Guest Blog: A mature, more reserved, yet, enfin, handsome actor has emerged since the days Richard and I worked together in “Looking for Mr. Goodbar”
(Spoiler alert: Don’t read this article if you don’t want to know some key plot points from “Arbitrage.”)
Richard Gere sashays through “Arbitrage” in quite a subdued performance compared to his acting in “Looking for Mr. Goodbar.”
Still, his swagger is there — and certainly his sexuality. But a mature, more reserved, yet, enfin, handsome actor has emerged since the days Richard and I worked together in “Goodbar.” Age embraces him. His moves are languid. His eyes blink and twitch at all the right moments and encapsulate an energy moving throughout his body that finally bursts into his mind.
When we were on the set of “Goodbar” in '77, he took me to lunch.
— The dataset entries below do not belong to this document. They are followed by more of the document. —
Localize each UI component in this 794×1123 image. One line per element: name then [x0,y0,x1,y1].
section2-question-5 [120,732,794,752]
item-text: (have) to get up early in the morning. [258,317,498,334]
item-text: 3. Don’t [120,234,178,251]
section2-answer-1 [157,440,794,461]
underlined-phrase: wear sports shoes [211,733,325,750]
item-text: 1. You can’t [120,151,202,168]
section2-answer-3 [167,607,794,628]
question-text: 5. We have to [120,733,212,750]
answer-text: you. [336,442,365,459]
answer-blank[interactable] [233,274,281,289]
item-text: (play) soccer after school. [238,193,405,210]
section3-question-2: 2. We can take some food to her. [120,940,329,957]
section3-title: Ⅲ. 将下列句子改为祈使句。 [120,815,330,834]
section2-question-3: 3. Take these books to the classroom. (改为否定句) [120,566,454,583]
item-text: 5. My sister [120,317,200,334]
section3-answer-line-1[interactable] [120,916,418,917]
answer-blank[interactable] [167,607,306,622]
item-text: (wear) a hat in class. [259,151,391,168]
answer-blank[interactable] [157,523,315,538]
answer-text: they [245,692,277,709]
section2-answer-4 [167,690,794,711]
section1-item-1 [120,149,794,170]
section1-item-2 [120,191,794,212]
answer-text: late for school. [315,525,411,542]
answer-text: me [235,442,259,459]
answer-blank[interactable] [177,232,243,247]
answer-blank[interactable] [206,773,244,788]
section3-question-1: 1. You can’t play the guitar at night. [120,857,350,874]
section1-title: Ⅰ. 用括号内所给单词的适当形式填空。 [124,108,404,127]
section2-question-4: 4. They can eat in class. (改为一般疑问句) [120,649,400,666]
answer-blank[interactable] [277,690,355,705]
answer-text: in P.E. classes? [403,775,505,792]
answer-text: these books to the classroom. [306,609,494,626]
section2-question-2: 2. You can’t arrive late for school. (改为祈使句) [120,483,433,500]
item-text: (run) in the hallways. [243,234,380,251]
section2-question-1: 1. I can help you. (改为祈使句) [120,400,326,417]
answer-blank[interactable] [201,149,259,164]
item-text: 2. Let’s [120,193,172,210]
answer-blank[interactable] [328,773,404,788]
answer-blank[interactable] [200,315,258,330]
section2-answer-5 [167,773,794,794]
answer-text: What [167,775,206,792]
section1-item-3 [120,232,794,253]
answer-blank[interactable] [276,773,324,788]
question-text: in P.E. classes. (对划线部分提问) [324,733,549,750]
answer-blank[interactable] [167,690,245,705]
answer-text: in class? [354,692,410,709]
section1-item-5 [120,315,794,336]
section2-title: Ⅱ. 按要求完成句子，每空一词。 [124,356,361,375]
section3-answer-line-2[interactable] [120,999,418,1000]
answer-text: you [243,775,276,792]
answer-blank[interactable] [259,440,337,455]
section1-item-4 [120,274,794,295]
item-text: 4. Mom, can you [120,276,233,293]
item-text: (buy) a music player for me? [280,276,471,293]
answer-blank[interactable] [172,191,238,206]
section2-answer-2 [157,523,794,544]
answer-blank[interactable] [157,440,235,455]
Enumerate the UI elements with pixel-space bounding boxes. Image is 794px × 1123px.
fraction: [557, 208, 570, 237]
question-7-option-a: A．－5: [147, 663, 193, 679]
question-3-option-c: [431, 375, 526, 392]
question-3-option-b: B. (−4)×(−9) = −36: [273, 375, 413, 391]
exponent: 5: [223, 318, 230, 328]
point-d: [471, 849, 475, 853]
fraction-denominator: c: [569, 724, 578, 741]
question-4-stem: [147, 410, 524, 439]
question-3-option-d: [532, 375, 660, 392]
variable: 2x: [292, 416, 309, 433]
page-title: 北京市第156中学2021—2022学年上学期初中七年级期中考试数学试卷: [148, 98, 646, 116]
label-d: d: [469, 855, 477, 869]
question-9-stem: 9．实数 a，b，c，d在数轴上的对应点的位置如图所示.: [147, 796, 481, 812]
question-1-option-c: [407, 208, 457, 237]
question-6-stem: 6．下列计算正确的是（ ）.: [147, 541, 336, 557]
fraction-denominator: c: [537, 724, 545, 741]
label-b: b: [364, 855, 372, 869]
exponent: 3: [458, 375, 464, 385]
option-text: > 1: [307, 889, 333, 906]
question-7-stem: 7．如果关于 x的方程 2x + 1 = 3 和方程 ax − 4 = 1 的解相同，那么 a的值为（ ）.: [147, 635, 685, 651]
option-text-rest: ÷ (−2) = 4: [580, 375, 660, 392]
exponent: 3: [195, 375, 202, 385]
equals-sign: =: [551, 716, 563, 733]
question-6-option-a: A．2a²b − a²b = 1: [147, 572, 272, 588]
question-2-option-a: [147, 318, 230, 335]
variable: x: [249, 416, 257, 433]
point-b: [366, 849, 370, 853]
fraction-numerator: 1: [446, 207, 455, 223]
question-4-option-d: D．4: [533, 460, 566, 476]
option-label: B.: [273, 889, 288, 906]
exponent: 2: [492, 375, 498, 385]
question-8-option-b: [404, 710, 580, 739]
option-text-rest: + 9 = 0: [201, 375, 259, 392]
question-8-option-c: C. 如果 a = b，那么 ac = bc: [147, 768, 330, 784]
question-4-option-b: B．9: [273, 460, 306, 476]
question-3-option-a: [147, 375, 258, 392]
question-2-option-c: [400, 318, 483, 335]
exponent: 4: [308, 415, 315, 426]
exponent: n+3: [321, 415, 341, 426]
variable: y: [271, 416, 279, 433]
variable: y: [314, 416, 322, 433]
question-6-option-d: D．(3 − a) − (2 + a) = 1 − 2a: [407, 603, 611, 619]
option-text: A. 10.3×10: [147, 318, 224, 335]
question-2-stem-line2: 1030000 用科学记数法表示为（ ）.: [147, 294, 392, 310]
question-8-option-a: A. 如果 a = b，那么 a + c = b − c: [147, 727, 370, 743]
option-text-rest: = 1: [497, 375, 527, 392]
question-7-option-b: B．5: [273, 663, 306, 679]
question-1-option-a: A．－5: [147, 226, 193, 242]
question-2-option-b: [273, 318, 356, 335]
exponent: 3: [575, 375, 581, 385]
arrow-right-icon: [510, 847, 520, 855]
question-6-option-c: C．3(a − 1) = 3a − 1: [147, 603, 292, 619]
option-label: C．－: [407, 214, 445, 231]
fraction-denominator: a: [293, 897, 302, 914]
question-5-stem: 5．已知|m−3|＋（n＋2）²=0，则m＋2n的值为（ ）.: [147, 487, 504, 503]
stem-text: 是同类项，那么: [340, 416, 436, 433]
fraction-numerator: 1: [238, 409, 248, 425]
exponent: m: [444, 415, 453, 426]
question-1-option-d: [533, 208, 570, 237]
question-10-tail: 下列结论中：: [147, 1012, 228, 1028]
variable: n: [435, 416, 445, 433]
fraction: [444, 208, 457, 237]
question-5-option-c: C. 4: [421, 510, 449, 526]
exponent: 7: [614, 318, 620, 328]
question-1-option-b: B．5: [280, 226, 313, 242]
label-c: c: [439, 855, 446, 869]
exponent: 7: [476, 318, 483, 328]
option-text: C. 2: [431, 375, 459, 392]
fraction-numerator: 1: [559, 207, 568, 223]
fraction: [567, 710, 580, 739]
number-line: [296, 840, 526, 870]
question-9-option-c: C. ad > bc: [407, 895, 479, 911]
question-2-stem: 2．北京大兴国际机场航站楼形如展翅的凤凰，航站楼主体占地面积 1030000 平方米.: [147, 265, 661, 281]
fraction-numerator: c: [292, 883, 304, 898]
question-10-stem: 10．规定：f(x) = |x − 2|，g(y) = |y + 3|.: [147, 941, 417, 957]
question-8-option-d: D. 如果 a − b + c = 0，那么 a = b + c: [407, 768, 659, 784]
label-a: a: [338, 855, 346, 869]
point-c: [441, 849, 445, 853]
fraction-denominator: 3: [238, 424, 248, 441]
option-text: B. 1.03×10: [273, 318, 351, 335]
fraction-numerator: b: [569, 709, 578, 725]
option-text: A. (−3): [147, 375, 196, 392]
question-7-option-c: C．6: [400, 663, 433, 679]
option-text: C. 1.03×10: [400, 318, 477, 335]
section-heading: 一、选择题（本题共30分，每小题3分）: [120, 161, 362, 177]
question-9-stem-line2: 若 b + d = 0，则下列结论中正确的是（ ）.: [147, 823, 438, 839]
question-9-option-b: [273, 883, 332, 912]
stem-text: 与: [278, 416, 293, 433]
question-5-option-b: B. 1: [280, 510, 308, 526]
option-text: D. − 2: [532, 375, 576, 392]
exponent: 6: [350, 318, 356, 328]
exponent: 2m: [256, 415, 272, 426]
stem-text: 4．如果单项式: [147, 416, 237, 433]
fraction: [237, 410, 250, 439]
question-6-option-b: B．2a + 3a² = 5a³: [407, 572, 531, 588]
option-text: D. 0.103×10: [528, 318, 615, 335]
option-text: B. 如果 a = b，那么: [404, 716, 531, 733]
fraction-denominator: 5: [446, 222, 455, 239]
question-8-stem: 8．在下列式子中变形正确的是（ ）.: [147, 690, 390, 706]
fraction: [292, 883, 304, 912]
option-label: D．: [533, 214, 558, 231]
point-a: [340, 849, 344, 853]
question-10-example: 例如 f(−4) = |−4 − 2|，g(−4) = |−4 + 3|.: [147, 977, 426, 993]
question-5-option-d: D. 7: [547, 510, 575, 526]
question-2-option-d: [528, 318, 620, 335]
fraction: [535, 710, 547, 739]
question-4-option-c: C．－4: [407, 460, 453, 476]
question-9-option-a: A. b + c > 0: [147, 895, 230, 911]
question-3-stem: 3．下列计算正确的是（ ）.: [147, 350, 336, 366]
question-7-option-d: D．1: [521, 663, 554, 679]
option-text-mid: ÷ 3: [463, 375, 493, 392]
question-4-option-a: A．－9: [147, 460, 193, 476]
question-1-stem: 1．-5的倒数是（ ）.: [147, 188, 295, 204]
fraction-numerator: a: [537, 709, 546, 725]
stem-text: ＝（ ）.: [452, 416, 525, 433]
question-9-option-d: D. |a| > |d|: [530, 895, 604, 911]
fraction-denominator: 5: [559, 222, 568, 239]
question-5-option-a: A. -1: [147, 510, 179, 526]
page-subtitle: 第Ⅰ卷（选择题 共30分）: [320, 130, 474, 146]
We talked like kids in a playground because we hadn't seen each other since the early seventies in Wyn Handman's acting class above a Chinese laundry in Manhattan. Wyn was the Director of The American Place Theatre. In that class, Richard was wiry in his performances and reminiscent of James Dean. He caught a lot of flack for that, yet a bit of Jimmy Dean's mannerisms are still apparent in “Goodbar.”
These mannerisms eased out of his body in “American Gigolo.” In “Arbitrage” his movements have become fluid and cerebral. There is a glimpse of the old Richard when he discovers that his mistress is dead. He has accidentally murdered her after falling asleep at the wheel. His reaction is on the money and hyperkinetic like the ole Richard of yore.
Then there was Gere's performance on Broadway in “Bent” when his body was so much a part of his acting. But in “Arbitrage,” save for the car crash, all of that frenzy of the past has become fluid restrained movement with a kind of grace and elegance. He takes his moments and makes mountains out of some and quick flashes of others, but one thing is certain: He is the center of your attention. His white hair gives him an elder statesman quality and air.
One wonders why we don't see more of him at the movies. He said recently on a talk show that he was 63 and was surprised to be working at this age while the women in the audience swooned and simply could not get enough of him. Let's hope we don't have to wait another long extended pause for his next film.
Oscar talk accompanies his performance, but talk is talk. See for yourself. Catch his electrifying performance in “Arbitrage.” He makes going to the movies a real treat and a reason to venture out into a dark movie theater and risk being assaulted by mediocrity — or entertained by the multitalented Richard Gere.